As outlined above, at the center of my cohort and biobanking activities is SAPALDIA, which provides also the basic design aspects for the planned Swiss Cohort & Biobank. I have also established a cohort with integrated biobank in remote Côte d’Ivoire, embedded into the health and demographpic surveillance site in Taabo, where 60’000 persons are under continuous surveillance since 2009. The Côte d’Ivoire Dual Disease Burden Cohort focuses on the interrelation between infectious and non-infectious age-related diseases and integrates biomarkers to investigate pathways linking the two. I furthermore established a primary care patient cohort in Kosovo as well as the COVCO-Basel cohort of over 10’000 participants in Basel to study the long-term impact of the pandemic and associated restrictions on mental health, lifestyle and wellbeing. In the light of the war in the Ukraine and the challenges related to climate change, following up on the mental wellbeing of the population is crucial.

  1. What are the key differences between NAKO and other cohort studies?

NAKO integrates the expertise of various scientific partners and can benefit from large cohorts and biobanks established abroad. This allows NAKO to combine international harmonization efforts with stand-alone modules that make it unique in specific domains. Being an exposome scientist myself, I know that NAKO has very strong partners in this scientific domain. The combination of genetic, other –omics and external exposome information with imaging of different organs will provide novel insights into pathways by which our environment influences our health.

  1. In your opinion, what role will epidemiology play in the future?

The COVID-19 pandemic and climate change teach us that public health interventions may well have more impact on population health than medical innovations in the future. Long-term effects of infections or environmental exposures including chemicals can only be studied in the context of observational epidemiology. Besides their relevance for understanding the etiology of diseases towards health promotion, cohorts integrating molecular and imaging biomarkers are also essential for evaluating the public health utility of novel screening biomarkers. Finally, epidemiology in the context of population-based cohorts is an important instrument to evaluate the functioning and quality of the health care system and to promote evidence-based health-in-all-policies.

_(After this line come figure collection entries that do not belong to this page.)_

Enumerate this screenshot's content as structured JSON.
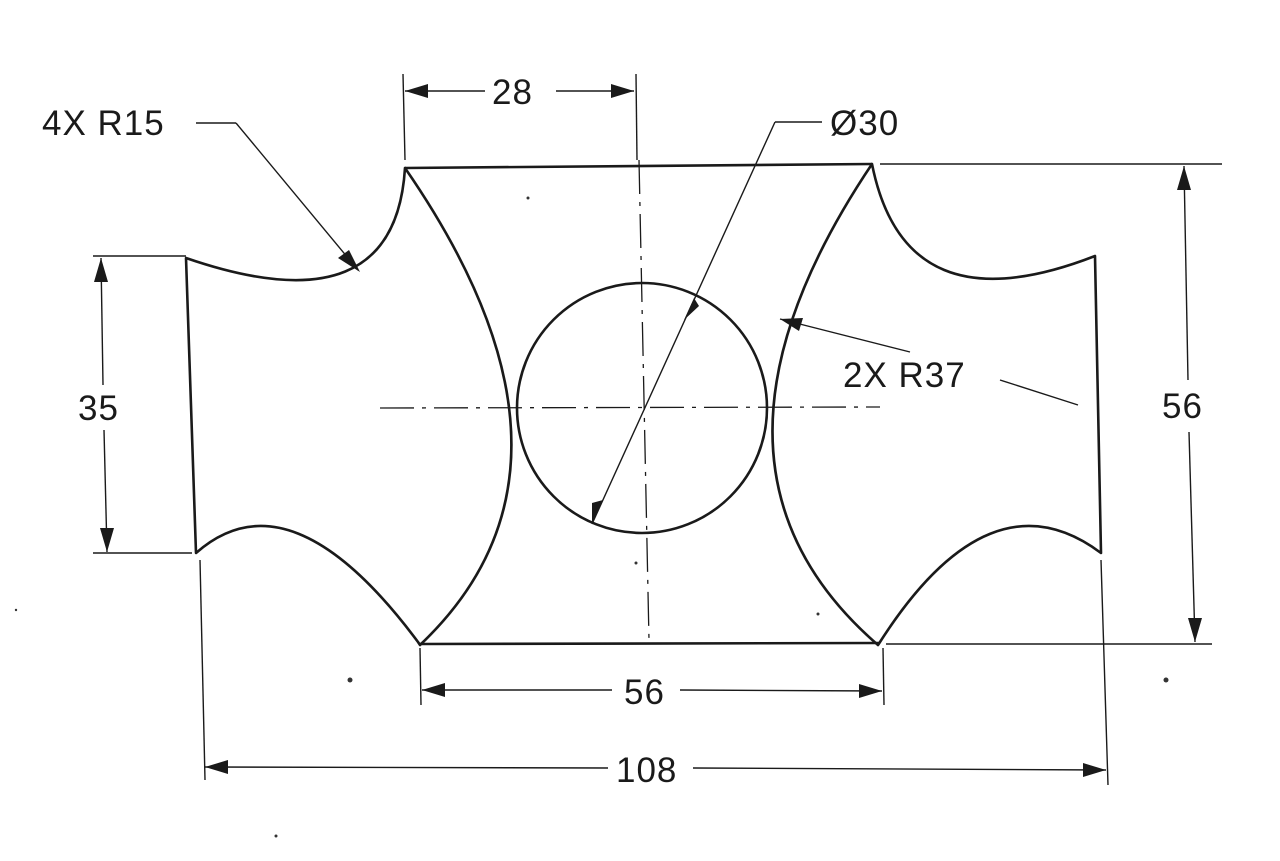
{
  "dimensions": {
    "top_width": "28",
    "diameter_circle": "Ø30",
    "corner_radii": "4X R15",
    "arc_radii": "2X R37",
    "left_height": "35",
    "right_height": "56",
    "bottom_inner": "56",
    "bottom_overall": "108"
  }
}
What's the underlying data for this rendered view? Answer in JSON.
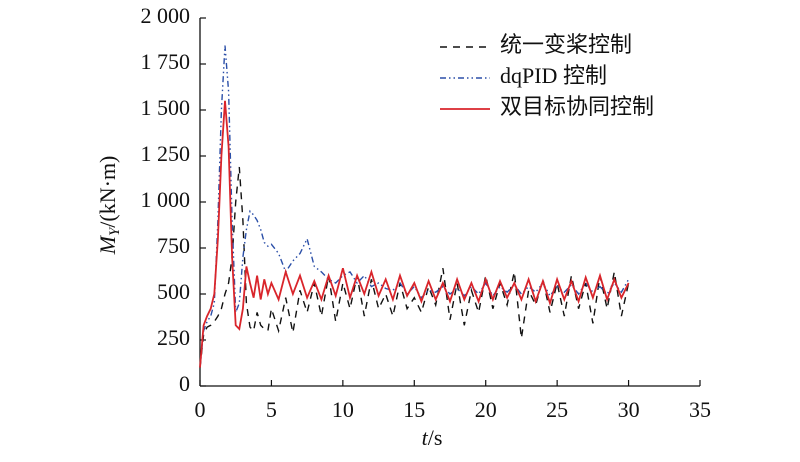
{
  "chart_data": {
    "type": "line",
    "x_label": {
      "symbol": "t",
      "unit": "/s"
    },
    "y_label": {
      "symbol": "M",
      "subscript": "Y",
      "unit": "/(kN·m)"
    },
    "x": [
      0,
      0.25,
      0.5,
      0.75,
      1,
      1.25,
      1.5,
      1.75,
      2,
      2.25,
      2.5,
      2.75,
      3,
      3.25,
      3.5,
      3.75,
      4,
      4.25,
      4.5,
      4.75,
      5,
      5.5,
      6,
      6.5,
      7,
      7.5,
      8,
      8.5,
      9,
      9.5,
      10,
      10.5,
      11,
      11.5,
      12,
      12.5,
      13,
      13.5,
      14,
      14.5,
      15,
      15.5,
      16,
      16.5,
      17,
      17.5,
      18,
      18.5,
      19,
      19.5,
      20,
      20.5,
      21,
      21.5,
      22,
      22.5,
      23,
      23.5,
      24,
      24.5,
      25,
      25.5,
      26,
      26.5,
      27,
      27.5,
      28,
      28.5,
      29,
      29.5,
      30
    ],
    "series": [
      {
        "name": "统一变桨控制",
        "color": "#111111",
        "line_style": "dashed",
        "values": [
          100,
          280,
          320,
          330,
          350,
          380,
          420,
          500,
          560,
          700,
          1000,
          1190,
          900,
          450,
          320,
          300,
          400,
          330,
          310,
          300,
          420,
          300,
          480,
          290,
          520,
          400,
          560,
          380,
          600,
          350,
          560,
          420,
          600,
          380,
          580,
          420,
          500,
          380,
          560,
          420,
          480,
          400,
          540,
          440,
          640,
          360,
          560,
          330,
          520,
          400,
          600,
          420,
          560,
          440,
          620,
          260,
          520,
          440,
          580,
          400,
          560,
          380,
          600,
          420,
          560,
          340,
          600,
          420,
          620,
          380,
          560
        ]
      },
      {
        "name": "dqPID 控制",
        "color": "#2b4fa8",
        "line_style": "dashdot",
        "values": [
          100,
          300,
          350,
          380,
          450,
          900,
          1500,
          1850,
          1600,
          900,
          400,
          450,
          700,
          850,
          950,
          930,
          900,
          850,
          780,
          760,
          770,
          720,
          620,
          680,
          720,
          800,
          650,
          620,
          580,
          560,
          600,
          620,
          560,
          600,
          540,
          560,
          530,
          520,
          560,
          500,
          540,
          480,
          520,
          510,
          540,
          500,
          530,
          490,
          540,
          500,
          560,
          490,
          540,
          510,
          550,
          500,
          540,
          510,
          560,
          490,
          540,
          510,
          550,
          500,
          560,
          510,
          540,
          500,
          560,
          510,
          580
        ]
      },
      {
        "name": "双目标协同控制",
        "color": "#d9252b",
        "line_style": "solid",
        "values": [
          100,
          330,
          380,
          420,
          500,
          800,
          1250,
          1550,
          1300,
          700,
          330,
          310,
          420,
          650,
          560,
          480,
          600,
          470,
          580,
          500,
          560,
          470,
          620,
          500,
          600,
          480,
          570,
          470,
          600,
          490,
          640,
          480,
          600,
          500,
          620,
          490,
          580,
          470,
          600,
          490,
          560,
          460,
          570,
          470,
          560,
          460,
          580,
          470,
          560,
          460,
          580,
          470,
          570,
          480,
          560,
          470,
          580,
          460,
          570,
          450,
          580,
          470,
          570,
          460,
          590,
          480,
          600,
          470,
          580,
          480,
          560
        ]
      }
    ],
    "xlim": [
      0,
      35
    ],
    "xticks": [
      0,
      5,
      10,
      15,
      20,
      25,
      30,
      35
    ],
    "ylim": [
      0,
      2000
    ],
    "yticks": [
      0,
      250,
      500,
      750,
      {
        "value": 1000,
        "label": "1 000"
      },
      {
        "value": 1250,
        "label": "1 250"
      },
      {
        "value": 1500,
        "label": "1 500"
      },
      {
        "value": 1750,
        "label": "1 750"
      },
      {
        "value": 2000,
        "label": "2 000"
      }
    ],
    "legend": "upper right"
  }
}
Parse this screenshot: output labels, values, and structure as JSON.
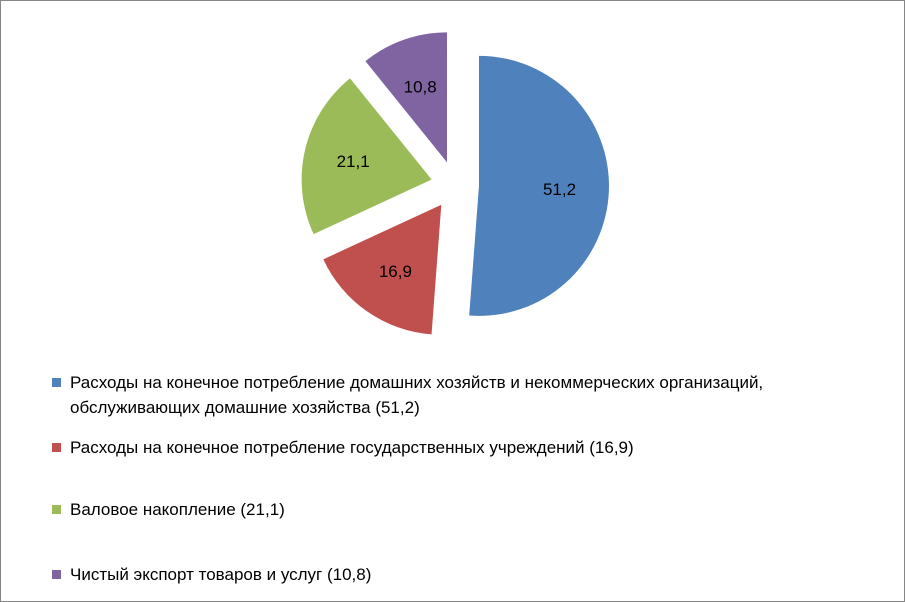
{
  "chart_data": {
    "type": "pie",
    "title": "",
    "exploded": true,
    "legend_position": "bottom",
    "series": [
      {
        "name": "",
        "values": [
          51.2,
          16.9,
          21.1,
          10.8
        ],
        "data_labels": [
          "51,2",
          "16,9",
          "21,1",
          "10,8"
        ]
      }
    ],
    "categories": [
      "Расходы на конечное потребление домашних хозяйств и некоммерческих организаций, обслуживающих домашние хозяйства (51,2)",
      "Расходы на конечное потребление государственных учреждений (16,9)",
      "Валовое накопление (21,1)",
      "Чистый экспорт товаров и услуг (10,8)"
    ],
    "colors": [
      "#4F81BD",
      "#C0504D",
      "#9BBB59",
      "#8064A2"
    ]
  }
}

  1. What do you expect from NAKO?

NAKO – in part by itself, in part in the context of international cohort consortia – will provide new insights into the etiology of aging and in particular the effects of environmental exposures and climate change. NAKO will also be essential for evaluating which imaging algorithms are of use in predicting diseases such as Alzheimer’s and which are not. NAKO is central for human biomonitoring and can make the link to long-term health effects. Finally, NAKO can importantly serve as surveillance tool for pandemic preparedness.